Males are typically larger than females, weighing between 5 and 10 kg (11-22 lbs) while females weigh between 3 and 6 kg (6.6-13.2 lbs). One of the most distinctive features of rhesus macaques is their cheek pouches, which they use to store food for later consumption. They also have a unique, sharp call that is used to communicate with other members of their troop.
Rhesus macaques are highly intelligent and social animals that live in large groups called troops. They display a wide range of interesting behaviours, such as using tools, playing, grooming each other, and even engaging in complex social hierarchies. Additionally, they are one of the few animals besides humans that have been observed using deception to achieve their goals.
Rhesus macaques are known to be opportunistic feeders and have a varied diet that includes fruits, seeds, leaves, insects, and even small animals.
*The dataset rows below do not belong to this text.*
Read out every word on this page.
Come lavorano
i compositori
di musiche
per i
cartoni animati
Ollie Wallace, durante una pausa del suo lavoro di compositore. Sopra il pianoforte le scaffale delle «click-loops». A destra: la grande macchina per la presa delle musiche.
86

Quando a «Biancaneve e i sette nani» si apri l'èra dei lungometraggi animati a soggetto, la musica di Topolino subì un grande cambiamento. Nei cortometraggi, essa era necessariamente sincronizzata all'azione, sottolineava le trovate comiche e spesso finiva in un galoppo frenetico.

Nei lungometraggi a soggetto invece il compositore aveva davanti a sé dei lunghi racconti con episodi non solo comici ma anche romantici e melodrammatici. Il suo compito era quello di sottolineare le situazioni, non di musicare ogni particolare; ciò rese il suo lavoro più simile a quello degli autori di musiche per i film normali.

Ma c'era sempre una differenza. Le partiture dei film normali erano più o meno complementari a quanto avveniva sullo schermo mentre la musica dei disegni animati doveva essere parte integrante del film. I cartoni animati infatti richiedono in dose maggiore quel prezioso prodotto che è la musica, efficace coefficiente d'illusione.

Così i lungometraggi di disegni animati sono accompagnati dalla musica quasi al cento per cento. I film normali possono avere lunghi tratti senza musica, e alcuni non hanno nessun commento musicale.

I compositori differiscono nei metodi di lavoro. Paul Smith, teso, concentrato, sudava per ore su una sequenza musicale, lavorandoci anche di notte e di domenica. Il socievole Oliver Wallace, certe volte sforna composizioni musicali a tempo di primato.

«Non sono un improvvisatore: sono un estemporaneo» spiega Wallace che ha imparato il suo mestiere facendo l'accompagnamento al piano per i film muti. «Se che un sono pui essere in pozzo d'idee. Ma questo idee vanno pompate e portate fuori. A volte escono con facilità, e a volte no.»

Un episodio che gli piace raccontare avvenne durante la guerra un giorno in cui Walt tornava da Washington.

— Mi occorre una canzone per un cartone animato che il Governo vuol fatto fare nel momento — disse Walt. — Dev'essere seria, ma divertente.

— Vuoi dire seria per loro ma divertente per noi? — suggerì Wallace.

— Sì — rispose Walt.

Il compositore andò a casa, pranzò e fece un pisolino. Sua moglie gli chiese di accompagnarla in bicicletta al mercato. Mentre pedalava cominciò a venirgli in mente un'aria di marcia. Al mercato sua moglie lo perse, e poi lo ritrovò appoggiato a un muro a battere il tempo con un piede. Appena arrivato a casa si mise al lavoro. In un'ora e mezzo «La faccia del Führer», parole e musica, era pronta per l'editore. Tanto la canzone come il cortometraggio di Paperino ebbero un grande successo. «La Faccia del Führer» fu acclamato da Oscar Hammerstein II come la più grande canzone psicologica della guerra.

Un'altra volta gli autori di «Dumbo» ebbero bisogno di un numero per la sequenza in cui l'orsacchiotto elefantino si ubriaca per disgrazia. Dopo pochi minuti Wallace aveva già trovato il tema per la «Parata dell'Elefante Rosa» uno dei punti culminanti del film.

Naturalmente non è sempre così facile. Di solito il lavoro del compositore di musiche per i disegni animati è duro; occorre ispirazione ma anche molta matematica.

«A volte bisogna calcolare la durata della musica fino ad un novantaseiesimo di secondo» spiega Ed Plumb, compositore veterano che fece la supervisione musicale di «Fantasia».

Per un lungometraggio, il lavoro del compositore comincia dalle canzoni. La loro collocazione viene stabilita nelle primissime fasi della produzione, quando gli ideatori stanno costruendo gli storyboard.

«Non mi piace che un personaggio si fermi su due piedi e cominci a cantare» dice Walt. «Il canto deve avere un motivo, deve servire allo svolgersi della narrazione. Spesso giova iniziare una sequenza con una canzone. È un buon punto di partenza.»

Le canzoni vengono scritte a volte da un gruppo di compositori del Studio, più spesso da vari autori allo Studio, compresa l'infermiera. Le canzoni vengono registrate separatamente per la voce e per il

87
Rhesus macaques are native to South and Southeast Asia, and can be found in a variety of habitats including forests, grasslands, and urban areas. Rhesus monkeys are found in a diverse range of habitats, including the desert regions of Rajasthan, the fertile plains of the Gangetic Basin, the tropical forests of southeastern Asia, the temperate pine covers of the Himalayas mountains, and the rough mountains of north-central China.
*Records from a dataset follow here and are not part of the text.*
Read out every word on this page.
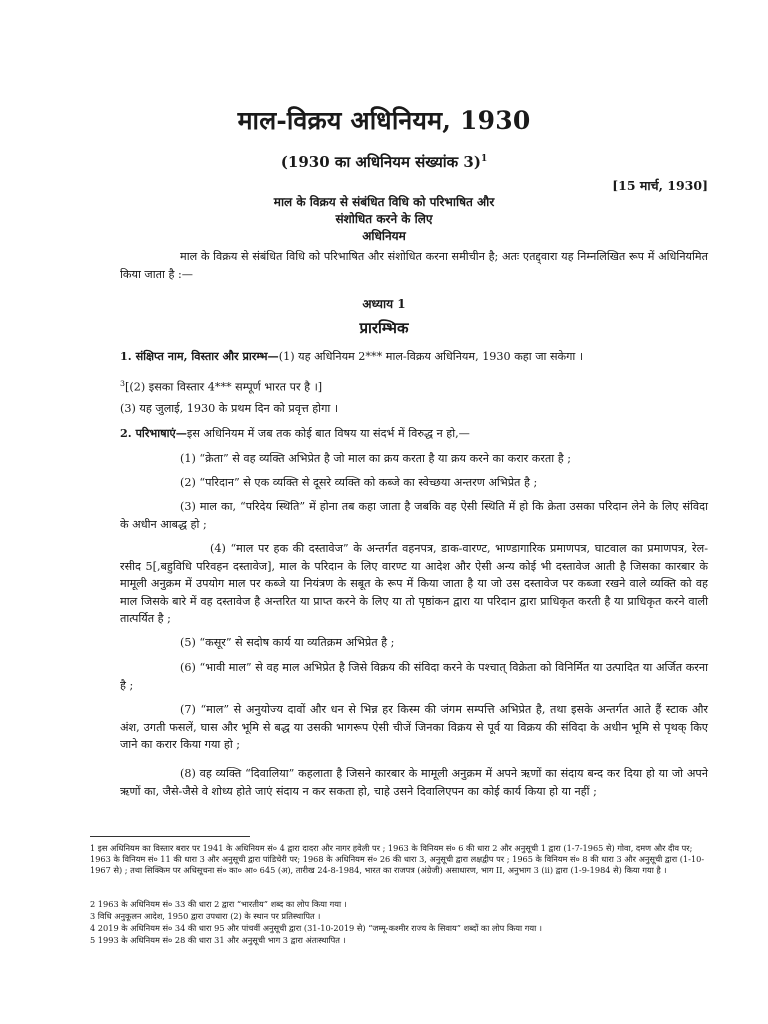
माल-विक्रय अधिनियम, 1930
(1930 का अधिनियम संख्यांक 3)$^1$
[15 मार्च, 1930]
माल के विक्रय से संबंधित विधि को परिभाषित और
संशोधित करने के लिए
अधिनियम
माल के विक्रय से संबंधित विधि को परिभाषित और संशोधित करना समीचीन है; अतः एतद्द्वारा यह निम्नलिखित रूप में अधिनियमित किया जाता है :—
अध्याय 1
प्रारम्भिक
1. संक्षिप्त नाम, विस्तार और प्रारम्भ—(1) यह अधिनियम 2*** माल-विक्रय अधिनियम, 1930 कहा जा सकेगा ।
$^3$[(2) इसका विस्तार 4*** सम्पूर्ण भारत पर है ।]
(3) यह जुलाई, 1930 के प्रथम दिन को प्रवृत्त होगा ।
2. परिभाषाएं—इस अधिनियम में जब तक कोई बात विषय या संदर्भ में विरुद्ध न हो,—
(1) “क्रेता” से वह व्यक्ति अभिप्रेत है जो माल का क्रय करता है या क्रय करने का करार करता है ;
(2) “परिदान” से एक व्यक्ति से दूसरे व्यक्ति को कब्जे का स्वेच्छया अन्तरण अभिप्रेत है ;
(3) माल का, “परिदेय स्थिति” में होना तब कहा जाता है जबकि वह ऐसी स्थिति में हो कि क्रेता उसका परिदान लेने के लिए संविदा के अधीन आबद्ध हो ;
(4) “माल पर हक की दस्तावेज” के अन्तर्गत वहनपत्र, डाक-वारण्ट, भाण्डागारिक प्रमाणपत्र, घाटवाल का प्रमाणपत्र, रेल-रसीद 5[,बहुविधि परिवहन दस्तावेज], माल के परिदान के लिए वारण्ट या आदेश और ऐसी अन्य कोई भी दस्तावेज आती है जिसका कारबार के मामूली अनुक्रम में उपयोग माल पर कब्जे या नियंत्रण के सबूत के रूप में किया जाता है या जो उस दस्तावेज पर कब्जा रखने वाले व्यक्ति को वह माल जिसके बारे में वह दस्तावेज है अन्तरित या प्राप्त करने के लिए या तो पृष्ठांकन द्वारा या परिदान द्वारा प्राधिकृत करती है या प्राधिकृत करने वाली तात्पर्यित है ;
(5) “कसूर” से सदोष कार्य या व्यतिक्रम अभिप्रेत है ;
(6) “भावी माल” से वह माल अभिप्रेत है जिसे विक्रय की संविदा करने के पश्चात् विक्रेता को विनिर्मित या उत्पादित या अर्जित करना है ;
(7) “माल” से अनुयोज्य दावों और धन से भिन्न हर किस्म की जंगम सम्पत्ति अभिप्रेत है, तथा इसके अन्तर्गत आते हैं स्टाक और अंश, उगती फसलें, घास और भूमि से बद्ध या उसकी भागरूप ऐसी चीजें जिनका विक्रय से पूर्व या विक्रय की संविदा के अधीन भूमि से पृथक् किए जाने का करार किया गया हो ;
(8) वह व्यक्ति “दिवालिया” कहलाता है जिसने कारबार के मामूली अनुक्रम में अपने ऋणों का संदाय बन्द कर दिया हो या जो अपने ऋणों का, जैसे-जैसे वे शोध्य होते जाएं संदाय न कर सकता हो, चाहे उसने दिवालिएपन का कोई कार्य किया हो या नहीं ;
1 इस अधिनियम का विस्तार बरार पर 1941 के अधिनियम सं० 4 द्वारा दादरा और नागर हवेली पर ; 1963 के विनियम सं० 6 की धारा 2 और अनुसूची 1 द्वारा (1-7-1965 से) गोवा, दमण और दीव पर; 1963 के विनियम सं० 11 की धारा 3 और अनुसूची द्वारा पांडिचेरी पर; 1968 के अधिनियम सं० 26 की धारा 3, अनुसूची द्वारा लक्षद्वीप पर ; 1965 के विनियम सं० 8 की धारा 3 और अनुसूची द्वारा (1-10-1967 से) ; तथा सिक्किम पर अधिसूचना सं० का० आ० 645 (अ), तारीख 24-8-1984, भारत का राजपत्र (अंग्रेजी) असाधारण, भाग II, अनुभाग 3 (ii) द्वारा (1-9-1984 से) किया गया है ।
2 1963 के अधिनियम सं० 33 की धारा 2 द्वारा “भारतीय” शब्द का लोप किया गया ।
3 विधि अनुकूलन आदेश, 1950 द्वारा उपधारा (2) के स्थान पर प्रतिस्थापित ।
4 2019 के अधिनियम सं० 34 की धारा 95 और पांचवीं अनुसूची द्वारा (31-10-2019 से) “जम्मू-कश्मीर राज्य के सिवाय” शब्दों का लोप किया गया ।
5 1993 के अधिनियम सं० 28 की धारा 31 और अनुसूची भाग 3 द्वारा अंतःस्थापित ।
They are adaptable to a range of environments and are known for their ability to thrive in areas that have been disturbed by human activity, such as agricultural fields and urban areas.
Rhesus macaques are not currently considered a vulnerable species, and their populations are believed to be stable or increasing in many areas. According to estimates from the International Union for Conservation of Nature (IUCN), the global population of rhesus macaques is around 200,000 individuals.
In India, rhesus macaques are classified as a “least concern” species by the IUCN, and are not considered to be at significant risk of extinction. However, in some areas, their populations have become so large that they can cause significant damage to crops and can become a nuisance in urban areas.
One of the primary threats to rhesus macaques in India is habitat loss and fragmentation due to human activities such as agriculture, logging, and urbanisation. Additionally, they are sometimes hunted for their meat or captured for the pet trade.
Rhesus monkeys are a common sight in many national parks in India due to their adaptable nature and ability to live in a variety of environments. Some of the most popular national parks where these monkeys can be found are located in the northern and central regions of the country.
Ranthambore National Park and Sariska National Park, both located in the state of Rajasthan, are known for their populations of rhesus macaques. These parks are also home to a variety of other wildlife, including tigers, leopards, and various species of deer and birds.
Bandhavgarh National Park and Kanha National Park, both located in Madhya Pradesh, are also home to rhesus monkeys. These parks are known for their tiger populations and are popular destinations for wildlife enthusiasts and nature lovers.
Jim Corbett National Park, located in Uttarakhand, is another popular national park in India where rhesus macaques can be found.